5. The desire to flee and the surrealism of despair.

C. GAY ISSUES
Thematic differences between Cuban and Cuban-American gays; social and psychological differences between the two groups; reasons for an appearance of explicitly gay content in literature and art in the 1960's (Lezama's Paradiso); Cuba and the US: from repression to expression; blossoming of literature and art with a gay content created by Cubans and Cuban-Americans in the US; main themes of Cuban gays in relation to Cuba: repression, political rage, and remembrance (Reinaldo Arenas); main themes of Cuban-American gays in relation to Cuba: transculturation and disidentification expressed through images of American reality conflated with personal inventions of a mythical Cuba often stemming from an oral tradition received from family members and friends (Coco Fusco and José Esteban Muñoz); the singularity of Severo Sarduy; correspondence between his novels and his paintings; importance "of the surface" in Structuralism.

VI. SUMMATION AND CONCLUSIONS The strength of tradition: persistence of insular fact and memory from sixteenth -century early ideas of the criollo to similarities in twenty-first-century post-utopian surrealism of despair and exilic remembrance, acculturation, transculturation, and disidentification. Acceptance by the Cuban government of queer subjects in literature and art since around 2000.

COURSE OBJECTIVES
The course aims to study the rise of a national identification through Cuban painting (style, iconography, and iconology) and the investigation of romantic post-colonialism, as stated in the course description.
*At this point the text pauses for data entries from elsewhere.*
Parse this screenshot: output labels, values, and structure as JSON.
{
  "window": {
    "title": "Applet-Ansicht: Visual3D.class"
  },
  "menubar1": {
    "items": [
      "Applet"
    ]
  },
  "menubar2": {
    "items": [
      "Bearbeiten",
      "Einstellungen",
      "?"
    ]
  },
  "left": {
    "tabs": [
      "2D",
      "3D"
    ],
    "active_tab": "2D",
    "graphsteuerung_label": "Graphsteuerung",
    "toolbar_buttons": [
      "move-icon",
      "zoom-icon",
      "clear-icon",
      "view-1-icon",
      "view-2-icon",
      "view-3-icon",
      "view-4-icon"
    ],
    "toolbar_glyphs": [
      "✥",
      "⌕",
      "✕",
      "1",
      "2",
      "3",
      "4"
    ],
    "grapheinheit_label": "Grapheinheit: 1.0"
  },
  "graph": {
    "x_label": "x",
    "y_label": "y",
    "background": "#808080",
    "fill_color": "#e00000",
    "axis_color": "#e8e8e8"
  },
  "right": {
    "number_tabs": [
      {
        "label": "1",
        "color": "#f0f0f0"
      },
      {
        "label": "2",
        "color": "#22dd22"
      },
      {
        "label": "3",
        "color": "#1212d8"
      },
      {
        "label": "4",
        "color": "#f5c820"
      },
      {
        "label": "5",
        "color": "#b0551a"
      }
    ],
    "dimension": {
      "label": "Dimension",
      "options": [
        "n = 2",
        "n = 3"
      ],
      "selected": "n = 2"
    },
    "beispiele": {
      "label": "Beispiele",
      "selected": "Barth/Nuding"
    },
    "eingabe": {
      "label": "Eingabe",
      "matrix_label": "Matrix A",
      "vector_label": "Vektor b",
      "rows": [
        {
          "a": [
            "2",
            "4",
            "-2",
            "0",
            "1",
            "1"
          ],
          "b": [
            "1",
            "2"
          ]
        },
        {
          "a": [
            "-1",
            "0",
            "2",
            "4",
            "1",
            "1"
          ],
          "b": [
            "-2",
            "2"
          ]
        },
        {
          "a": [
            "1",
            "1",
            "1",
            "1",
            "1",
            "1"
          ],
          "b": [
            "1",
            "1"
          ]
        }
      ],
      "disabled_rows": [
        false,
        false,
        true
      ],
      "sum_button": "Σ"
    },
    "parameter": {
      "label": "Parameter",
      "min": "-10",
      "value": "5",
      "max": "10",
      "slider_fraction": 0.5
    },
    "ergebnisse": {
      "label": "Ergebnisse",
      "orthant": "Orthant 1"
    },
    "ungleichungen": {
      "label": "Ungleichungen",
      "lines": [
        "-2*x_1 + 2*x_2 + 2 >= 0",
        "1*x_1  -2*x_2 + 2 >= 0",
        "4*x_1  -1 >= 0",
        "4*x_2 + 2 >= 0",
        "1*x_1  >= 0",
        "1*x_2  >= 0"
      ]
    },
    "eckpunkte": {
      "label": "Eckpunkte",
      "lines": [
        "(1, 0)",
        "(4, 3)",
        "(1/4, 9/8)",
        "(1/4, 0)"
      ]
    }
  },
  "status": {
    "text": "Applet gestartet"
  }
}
The course is taught under two numbers, simultaneously: AH 500, for seniors, and AH 800, for graduate students. Undergraduate and graduate students from other departments are welcome, but individual interviews with the instructor are required as a prerequisite of acceptance. Students from the Department of Spanish and Portuguese who may not be familiar with methods of art history are encouraged to work on topics of Cuban literature germane to the subject matter.

ASSIGNMENTS
Each student will offer two oral presentations (15 minutes each) during the semester. The list of topics will be handed in advance. Students will also undertake a semester-long study of their choice on a topic related to the course. The topic is to be discussed privately with the instructor and approved by him. Once a topic is approved, students will submit a prospectus consisting of the title of the paper, a body of text indicating the nature of the research, the reasons for undertaking it, and a description of the method chosen for its development. This section of the prospectus should be at least two to three pages in length (double spaced, 12-pt. font). The prospectus will also include a minimum annotated. bibliography consisting of fifteen to twenty titles, (Two or three lines per title explaining what the work is about and why it was chosen.) The next step will be a submission of a thematic outline. This is a skeleton of the work in which each section leads organically to the next. The aim of this exercise is an as-full-as-possible outline, paragraph by paragraph. The thematic outline will be discussed in private with the instructor. The seminar paper will be turned in on the last session of classes. It will be approximately twenty pages long (double spaced, 12-pt. font) followed by end notes, illustrations, and bibliography.

GRADING
Each oral presentation is worth 10% of the final grade; the prospectus will be also 10% of the final grade; the thematic outline will count as well 10% of the final grade; the seminar paper will be worth 50% of the final grade; and the final 10% will be allocated to class participation and attendance. Standards of grading will be as follows: A represents exemplary work in which the student has successfully realized his or her stated objectives in terms of content, method, and writing style; B has a broader compass in which the intentions of the assignment are met adequately but with some weakness of content or style or reticence in approach; C recognizes effort but acknowledges serious problems in content or style; D and F reflect a fundamental lack of effort or ability.

TEXTS, READING ASSIGNMENTS, AND SCHEDULE OF SESSIONS Forthcoming.